I didn’t want to harm the group, but I didn’t want my family to fall apart either. We toured a huge amount in those early days. We were all very tired and under pressure and it just came to a head. When I first joined the band, I didn’t think it would go on for that long, two or three years perhaps, and then I’d carry on with my career as a musician and doing movie music.

 

The band returned to Headley Grange in January of ’74 and laid down eight tracks in short order.
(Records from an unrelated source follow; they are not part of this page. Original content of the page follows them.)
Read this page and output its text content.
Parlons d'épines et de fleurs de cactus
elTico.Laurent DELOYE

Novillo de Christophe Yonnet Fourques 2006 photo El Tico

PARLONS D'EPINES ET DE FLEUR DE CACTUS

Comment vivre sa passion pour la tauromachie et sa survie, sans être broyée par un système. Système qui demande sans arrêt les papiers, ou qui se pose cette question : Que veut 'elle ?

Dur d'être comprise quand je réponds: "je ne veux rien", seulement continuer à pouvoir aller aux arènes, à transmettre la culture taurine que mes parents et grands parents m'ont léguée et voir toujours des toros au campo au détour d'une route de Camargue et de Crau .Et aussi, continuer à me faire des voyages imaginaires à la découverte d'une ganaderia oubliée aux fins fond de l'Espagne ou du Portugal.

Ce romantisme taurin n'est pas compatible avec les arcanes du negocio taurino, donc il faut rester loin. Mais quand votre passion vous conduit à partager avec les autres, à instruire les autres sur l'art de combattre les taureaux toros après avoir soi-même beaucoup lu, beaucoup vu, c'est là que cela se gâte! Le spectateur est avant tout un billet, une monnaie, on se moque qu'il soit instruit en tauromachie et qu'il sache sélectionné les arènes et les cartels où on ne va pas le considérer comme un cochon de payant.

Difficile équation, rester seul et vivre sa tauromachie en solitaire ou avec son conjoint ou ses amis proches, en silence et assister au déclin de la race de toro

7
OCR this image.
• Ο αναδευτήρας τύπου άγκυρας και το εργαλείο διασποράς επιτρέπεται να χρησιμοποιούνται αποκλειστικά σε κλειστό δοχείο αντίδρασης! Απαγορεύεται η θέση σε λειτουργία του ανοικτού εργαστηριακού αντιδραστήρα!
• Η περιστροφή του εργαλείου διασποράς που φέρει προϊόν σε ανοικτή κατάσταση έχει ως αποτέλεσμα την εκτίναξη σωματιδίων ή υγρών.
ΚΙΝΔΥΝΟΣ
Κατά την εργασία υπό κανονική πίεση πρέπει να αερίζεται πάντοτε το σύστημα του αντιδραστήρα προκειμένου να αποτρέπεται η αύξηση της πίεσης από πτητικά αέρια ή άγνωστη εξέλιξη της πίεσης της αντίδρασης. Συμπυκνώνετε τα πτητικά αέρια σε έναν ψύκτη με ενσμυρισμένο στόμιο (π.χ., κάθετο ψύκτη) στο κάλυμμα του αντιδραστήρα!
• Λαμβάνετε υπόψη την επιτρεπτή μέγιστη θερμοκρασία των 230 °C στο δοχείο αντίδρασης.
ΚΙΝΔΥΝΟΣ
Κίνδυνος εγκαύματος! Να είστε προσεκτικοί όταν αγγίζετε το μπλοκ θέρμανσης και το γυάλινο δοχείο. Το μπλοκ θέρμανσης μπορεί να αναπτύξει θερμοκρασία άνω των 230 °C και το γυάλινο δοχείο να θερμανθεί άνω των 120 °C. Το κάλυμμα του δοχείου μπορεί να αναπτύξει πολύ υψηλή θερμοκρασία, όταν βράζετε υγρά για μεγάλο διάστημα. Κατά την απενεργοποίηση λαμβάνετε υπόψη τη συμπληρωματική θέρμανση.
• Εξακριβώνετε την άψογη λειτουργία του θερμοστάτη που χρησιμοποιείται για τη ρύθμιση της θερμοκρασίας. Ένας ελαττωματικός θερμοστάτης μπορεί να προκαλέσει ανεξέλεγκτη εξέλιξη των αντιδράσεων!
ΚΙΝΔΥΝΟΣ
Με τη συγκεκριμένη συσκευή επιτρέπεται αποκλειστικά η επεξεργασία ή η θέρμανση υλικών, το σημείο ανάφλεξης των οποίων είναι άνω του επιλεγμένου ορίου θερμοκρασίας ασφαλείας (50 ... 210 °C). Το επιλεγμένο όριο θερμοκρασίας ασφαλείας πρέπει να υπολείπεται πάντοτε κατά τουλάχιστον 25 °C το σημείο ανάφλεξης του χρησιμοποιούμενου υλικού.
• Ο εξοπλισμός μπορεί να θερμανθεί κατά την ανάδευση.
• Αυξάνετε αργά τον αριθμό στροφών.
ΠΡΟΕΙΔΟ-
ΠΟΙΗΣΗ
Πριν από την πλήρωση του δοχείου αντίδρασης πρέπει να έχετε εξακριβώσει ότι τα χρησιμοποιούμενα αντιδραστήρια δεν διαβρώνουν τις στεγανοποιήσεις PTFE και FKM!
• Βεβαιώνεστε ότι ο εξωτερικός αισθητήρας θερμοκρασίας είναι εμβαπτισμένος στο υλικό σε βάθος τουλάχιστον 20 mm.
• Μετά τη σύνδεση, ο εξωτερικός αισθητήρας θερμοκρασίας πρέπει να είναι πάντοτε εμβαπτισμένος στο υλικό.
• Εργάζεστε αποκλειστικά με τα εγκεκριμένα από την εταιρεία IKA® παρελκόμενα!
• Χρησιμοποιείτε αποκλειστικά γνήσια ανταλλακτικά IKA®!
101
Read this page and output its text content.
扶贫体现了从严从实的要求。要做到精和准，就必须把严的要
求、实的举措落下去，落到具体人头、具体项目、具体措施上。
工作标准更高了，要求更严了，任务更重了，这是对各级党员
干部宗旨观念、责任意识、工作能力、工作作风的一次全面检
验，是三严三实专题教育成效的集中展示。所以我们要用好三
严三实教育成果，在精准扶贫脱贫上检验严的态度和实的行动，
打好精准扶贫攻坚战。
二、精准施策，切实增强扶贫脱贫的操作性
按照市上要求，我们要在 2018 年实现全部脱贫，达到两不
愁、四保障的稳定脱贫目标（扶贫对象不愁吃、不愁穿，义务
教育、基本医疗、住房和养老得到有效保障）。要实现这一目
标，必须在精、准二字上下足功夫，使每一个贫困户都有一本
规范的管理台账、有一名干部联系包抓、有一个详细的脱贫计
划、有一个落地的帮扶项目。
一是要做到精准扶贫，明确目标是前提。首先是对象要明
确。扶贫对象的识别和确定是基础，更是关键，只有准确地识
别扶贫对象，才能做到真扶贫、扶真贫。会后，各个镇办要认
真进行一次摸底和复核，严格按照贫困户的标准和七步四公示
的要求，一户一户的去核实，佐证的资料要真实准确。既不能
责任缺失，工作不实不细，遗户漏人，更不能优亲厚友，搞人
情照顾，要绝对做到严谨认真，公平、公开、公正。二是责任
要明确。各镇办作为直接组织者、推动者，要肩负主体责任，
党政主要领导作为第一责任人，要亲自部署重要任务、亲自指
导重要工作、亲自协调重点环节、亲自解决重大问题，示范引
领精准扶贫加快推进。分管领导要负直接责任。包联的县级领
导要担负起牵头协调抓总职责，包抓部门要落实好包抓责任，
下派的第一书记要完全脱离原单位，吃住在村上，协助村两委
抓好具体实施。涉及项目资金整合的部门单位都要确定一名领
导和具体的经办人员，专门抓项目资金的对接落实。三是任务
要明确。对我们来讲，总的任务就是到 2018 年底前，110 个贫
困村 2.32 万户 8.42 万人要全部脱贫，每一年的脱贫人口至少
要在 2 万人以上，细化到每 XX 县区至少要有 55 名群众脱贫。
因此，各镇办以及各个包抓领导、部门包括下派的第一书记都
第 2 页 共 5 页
Robert Plant talks about these tracks:

Some of the tracks we assembled in our own fashioned way of running through a track and realising before we knew it that we had stumbled on something completely different.

 

Because the eight tracks extended beyond the length of a conventional album, it was decided to include several unreleased songs which had been recorded during the sessions for previous Led Zeppelin albums. The instrumental “Bron-Yr-Aur” was recorded in July 1970 at Island Studios, London, for Led Zeppelin III. It was named after Bron-Yr-Aur, a cottage in Gwynedd, Wales where the members of Led Zeppelin spent time during the recording of Led Zeppelin III. “Night Flight” and “Boogie with Stu” were recorded at Headley Grange and “Down by the Seaside” at Island Studios, all for Led Zeppelin IV. “The Rover” and “Black Country Woman” were recorded at the same sessions as “D’yer Mak’er” at Stargroves using the Rolling Stones Mobile Studio in May 1972. “Houses of the Holy” was also recorded in May 1972, but at Olympic Studios. The group’s fifth album,Houses of the Holy, took its title from this song despite the decision not to include the song on that album.

 

Jimmy Page explains:

We had more material than the required 40-odd minutes for one album. We had enough material for one and a half LPs, so we figured let’s put out a double and use some of the material we had done previously but never released. It seemed like a good time to do that sort of thing, release tracks like “Boogie With Stu” which we normally wouldn’t be able to do… This time we figured it was better to stretch out than to leave off.

 

Within two weeks of release Physical Graffiti was at the top of the US Billboard chart. It is 16x Platinum in the United States.

By comparison, Led Zeppelin’s next album, Presence was a commercial failure at 3x Platinum and a peak at #1 for two weeks on the U.S. Charts after which it was quickly replaced by The Rolling Stones, Black and Blue.

It’s hard to fathom a “two week, #1 album” as a failure but Physical Graffiti set the bar very high for Zeppelin.

At 37 years old Graffiti stands the test of time and still gets play in this old rock and roller’s music machine.

The album cover is a photographic image of #96 & #98 St. Mark’s place in Manhattan’s East Village.